Vendors worried about OASIS Angst about GSA mega-contract for professional services
The Obama Administration’s push for strategic bulk buying is about to expand to cover billions of dollars in professional services with the goal of better management to reduce costs and improve efficiency.
But vendors have become increasingly agitated by the plans because they fear that high-level technical and management support may be oversimplified in the process, possibly driving down performance as well as prices.
The General Services Administration is preparing to release a draft Request for Proposals in a month or so for OASIS (One Aquisition Solution for Integrated Services), a governmentwide multiple-award contract, valued at up to $60 billion over 10 years. OASIS will have two tracks: unrestricted and small-business only.
On Feb. 1, panelists from the GSA and vendor groups met to discuss critical questions about OASIS. Participants from the Professional Services Council, TechAmerica, ACT-IAC and the Coalition for Government Procurement asked what the GSA is expected to gain from OASIS, how it will handle pricing and pricing data, and how OASIS fits within broader strategic sourcing plans.
The goal of OASIS is to better manage the purchase of engineering, IT, management consulting and other services under a single contract, which currently is not possible, said Jeff Koses, director of GSA’s office of acquisition operations.
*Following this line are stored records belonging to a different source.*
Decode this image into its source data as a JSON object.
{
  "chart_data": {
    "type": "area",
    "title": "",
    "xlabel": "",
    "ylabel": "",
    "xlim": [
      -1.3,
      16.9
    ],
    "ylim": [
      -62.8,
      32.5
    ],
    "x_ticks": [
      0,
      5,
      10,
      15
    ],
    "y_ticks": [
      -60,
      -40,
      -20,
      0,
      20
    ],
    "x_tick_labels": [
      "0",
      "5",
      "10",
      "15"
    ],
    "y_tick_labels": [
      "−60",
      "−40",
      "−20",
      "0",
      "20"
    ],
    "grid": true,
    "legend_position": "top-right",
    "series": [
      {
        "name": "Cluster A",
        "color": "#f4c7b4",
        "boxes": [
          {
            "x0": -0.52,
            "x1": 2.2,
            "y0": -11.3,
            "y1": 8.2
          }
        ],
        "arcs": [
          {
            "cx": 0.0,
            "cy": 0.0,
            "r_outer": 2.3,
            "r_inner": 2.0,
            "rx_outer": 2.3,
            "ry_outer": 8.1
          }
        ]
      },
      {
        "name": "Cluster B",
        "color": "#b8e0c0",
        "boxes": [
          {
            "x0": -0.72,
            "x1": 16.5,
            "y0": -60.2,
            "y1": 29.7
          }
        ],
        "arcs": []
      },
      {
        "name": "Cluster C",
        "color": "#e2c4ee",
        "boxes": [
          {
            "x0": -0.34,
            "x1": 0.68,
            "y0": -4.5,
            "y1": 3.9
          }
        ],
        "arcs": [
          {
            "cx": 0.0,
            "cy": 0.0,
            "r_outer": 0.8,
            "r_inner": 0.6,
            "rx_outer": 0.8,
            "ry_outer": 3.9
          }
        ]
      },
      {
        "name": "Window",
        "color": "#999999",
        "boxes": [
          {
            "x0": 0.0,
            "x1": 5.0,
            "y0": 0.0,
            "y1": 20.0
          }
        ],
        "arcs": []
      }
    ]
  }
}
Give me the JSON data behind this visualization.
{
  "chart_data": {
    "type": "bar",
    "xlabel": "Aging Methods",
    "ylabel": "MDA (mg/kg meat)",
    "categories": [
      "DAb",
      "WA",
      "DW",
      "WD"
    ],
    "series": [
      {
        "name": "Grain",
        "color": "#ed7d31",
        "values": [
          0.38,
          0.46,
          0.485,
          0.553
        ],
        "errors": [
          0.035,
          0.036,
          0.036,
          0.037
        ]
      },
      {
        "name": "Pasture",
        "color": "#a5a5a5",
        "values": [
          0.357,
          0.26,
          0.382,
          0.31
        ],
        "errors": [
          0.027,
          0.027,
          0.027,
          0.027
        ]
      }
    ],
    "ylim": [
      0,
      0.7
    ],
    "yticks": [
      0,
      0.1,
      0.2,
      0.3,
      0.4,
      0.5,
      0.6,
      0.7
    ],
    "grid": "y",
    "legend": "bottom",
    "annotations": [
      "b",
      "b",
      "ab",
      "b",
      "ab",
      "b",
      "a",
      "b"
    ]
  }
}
Agencies generally create new contracts for each service they need. Under OASIS, there would be a single centralized contract all agencies can use. Presumably it would have standard prices or price ranges for various labor categories of professional services.
The government needs OASIS to reduce “repetitive” contracts, Koses said.
Currently, some vendors have up to 200 professional services contracts with the government, while some federal agencies have 20 or more services contracts with the same company, Koses said.
Prices for the same apparent service vary 200% to 400%, he added, and agencies appear to get no leverage from buying in bulk.
“It costs a lot to manage all that, so how do we reduce that?” Koses asked. “There is enormous savings potential.”
In OASIS, the GSA intends to collect data on pricing to allow for comparisons of prices for essentially the same level of services, he said.
But how do you determine the right price? Jim Ghiloni, GSA director of business operations, suggested honing in on a common vocabulary and definitions for specific labor categories, obtaining pricing data for each category and plotting it on graph. The pricing data for a particular service likely would resemble a Bell Curve, he said, with most prices falling in the middle and outliers at each end of the curve.
Making the pricing data widely available to contracting officers will enable smarter buying decisions, Ghiloni said. Vendors with prices at the high end “would have to justify their rates,” Ghiloni said.
Under OASIS, high-end vendors “would have to justify their rates,” Ghiloni said.
However, vendors at the meeting raised objections to OASIS and suggested it was too broad and oversimplified and potentially would have negative unintended consequences.
Trey Hodgkins, senior vice president at TechAmerica, said it was hard to conceptualize the standardization of the most complex procurements of services. “Strategic sourcing works for paper clips,” he said.
Roger Waldron, president of the coalition, said standardized labor rates for services are contradictory to the government’s push for excellence in performance-based contracts. In those deals, contractor pay is tied to getting the best results.
“This undermines the whole point of doing performance-based contracting,” Waldron said. Without a method to pay for superior skills, those skills may become less available, he suggested.
Stan Soloway suggested that GSA may be inadvertently raising the costs of contracting by seeking large amounts of new data. “Those costs should be articulated and reported,” he said. “Data is not a free good.”
Despite the concerns, Joe Jordan, administrator of the Office of Federal Procurement Policy, said contractors have to be prepared for strategic buying.
“Mandatory is what we’re moving toward,” Jordan said. “There will be winners and losers, and not all who want to sell to the government can sell to the government.”
Jordan hopes to apply strategic sourcing to about $150 billion in annual contracts.